The method of adjustment is a widely used experimental procedure for measuring perceptual biases: subjects adjust a probe stimulus until it perceptually matches the test stimulus. Any resulting difference in feature value between probe and test is thought to reflect their relative perceptual difference (i.e. bias). Here, we challenge this view by empirically testing a fundamental prediction of this perceptual matching interpretation: if test and probe are identical then their match should be unbiased because perceptual distortions cancel out between identical stimuli. We run a psychophysical orientation matching experiment using the method of adjustment. Subjects (N=10) were presented with two orientation-filtered noise stimuli (0.5 deg radius Gaussian window, broadband spatial frequency) equidistant (4.5 deg) on either side of a central fixation mark with response-terminated display. Test and probe stimuli either had low or high noise (orientation) randomly assigned, which resulted in two same-noise and two cross-noise conditions. Test orientations were uniformly sampled from the full range (0 to 180 deg) in steps of 10 deg.

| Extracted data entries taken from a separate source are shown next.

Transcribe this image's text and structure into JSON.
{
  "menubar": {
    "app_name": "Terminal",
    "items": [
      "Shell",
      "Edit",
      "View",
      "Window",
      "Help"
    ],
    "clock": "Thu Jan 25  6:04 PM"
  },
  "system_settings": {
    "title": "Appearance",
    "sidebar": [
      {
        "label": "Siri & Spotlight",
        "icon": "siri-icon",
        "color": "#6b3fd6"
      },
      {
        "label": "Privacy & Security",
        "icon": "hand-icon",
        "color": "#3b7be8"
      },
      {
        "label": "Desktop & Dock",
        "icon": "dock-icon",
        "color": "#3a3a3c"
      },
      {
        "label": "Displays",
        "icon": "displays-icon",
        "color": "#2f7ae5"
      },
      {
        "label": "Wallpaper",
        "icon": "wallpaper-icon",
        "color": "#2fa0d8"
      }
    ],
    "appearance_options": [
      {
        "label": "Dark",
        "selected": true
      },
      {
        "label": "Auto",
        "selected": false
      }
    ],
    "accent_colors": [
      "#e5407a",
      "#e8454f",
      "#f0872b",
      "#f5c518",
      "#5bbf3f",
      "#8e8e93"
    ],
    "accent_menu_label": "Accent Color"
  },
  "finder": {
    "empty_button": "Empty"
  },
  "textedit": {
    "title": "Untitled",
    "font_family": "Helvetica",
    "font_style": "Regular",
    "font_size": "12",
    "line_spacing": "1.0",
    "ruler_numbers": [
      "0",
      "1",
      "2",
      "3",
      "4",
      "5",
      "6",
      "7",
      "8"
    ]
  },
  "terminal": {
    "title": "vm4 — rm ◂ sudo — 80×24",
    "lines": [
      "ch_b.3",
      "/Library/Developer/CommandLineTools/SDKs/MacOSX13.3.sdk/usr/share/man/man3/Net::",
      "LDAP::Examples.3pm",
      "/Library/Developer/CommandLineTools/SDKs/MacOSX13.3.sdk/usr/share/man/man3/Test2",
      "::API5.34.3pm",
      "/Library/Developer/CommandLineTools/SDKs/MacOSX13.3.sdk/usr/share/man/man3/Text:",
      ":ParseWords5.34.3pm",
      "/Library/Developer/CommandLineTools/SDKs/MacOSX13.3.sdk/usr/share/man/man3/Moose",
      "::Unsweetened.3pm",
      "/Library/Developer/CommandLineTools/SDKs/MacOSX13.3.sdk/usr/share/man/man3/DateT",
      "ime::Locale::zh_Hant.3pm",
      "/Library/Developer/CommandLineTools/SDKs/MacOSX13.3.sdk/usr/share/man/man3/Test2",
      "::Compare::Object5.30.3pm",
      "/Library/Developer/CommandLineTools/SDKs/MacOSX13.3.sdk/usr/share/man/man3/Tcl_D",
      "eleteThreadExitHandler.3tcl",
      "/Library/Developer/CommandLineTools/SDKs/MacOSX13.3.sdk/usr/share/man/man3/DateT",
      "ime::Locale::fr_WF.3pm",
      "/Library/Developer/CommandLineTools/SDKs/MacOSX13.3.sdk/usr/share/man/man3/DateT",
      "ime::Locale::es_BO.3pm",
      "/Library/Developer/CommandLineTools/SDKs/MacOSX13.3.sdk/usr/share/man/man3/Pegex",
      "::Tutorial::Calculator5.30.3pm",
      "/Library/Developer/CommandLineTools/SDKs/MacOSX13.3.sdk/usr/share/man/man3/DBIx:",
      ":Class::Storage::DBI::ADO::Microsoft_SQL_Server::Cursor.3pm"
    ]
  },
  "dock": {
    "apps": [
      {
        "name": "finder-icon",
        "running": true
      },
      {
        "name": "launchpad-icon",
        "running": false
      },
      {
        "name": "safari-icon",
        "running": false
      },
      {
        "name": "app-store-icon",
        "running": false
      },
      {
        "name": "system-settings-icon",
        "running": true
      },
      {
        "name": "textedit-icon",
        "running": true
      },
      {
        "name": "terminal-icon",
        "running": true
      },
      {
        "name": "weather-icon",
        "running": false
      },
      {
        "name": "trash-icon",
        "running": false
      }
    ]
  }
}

Counter-intuitively, we found robust and characteristic repulsive biases away from cardinal orientations in both same-noise conditions. These biases cannot be perceptual because test and probe are identical. In addition, in the cross-noise conditions biases were not inverted when switching test and probe, which replicates a previous result. This is also incompatible with the view that the matches are purely perceptual. Finally, we demonstrate that a holistic matching model where perceptual inference and the matching process both simultaneously operate on all levels of the representational hierarchy, can accurately explains subjects’ matching data from our experiment as well as the data from multiple previous studies. Together, our results demonstrate that biases measured with the method of adjustment are not purely perceptual but rather reflect optimal matching behavior according to a holistic objective.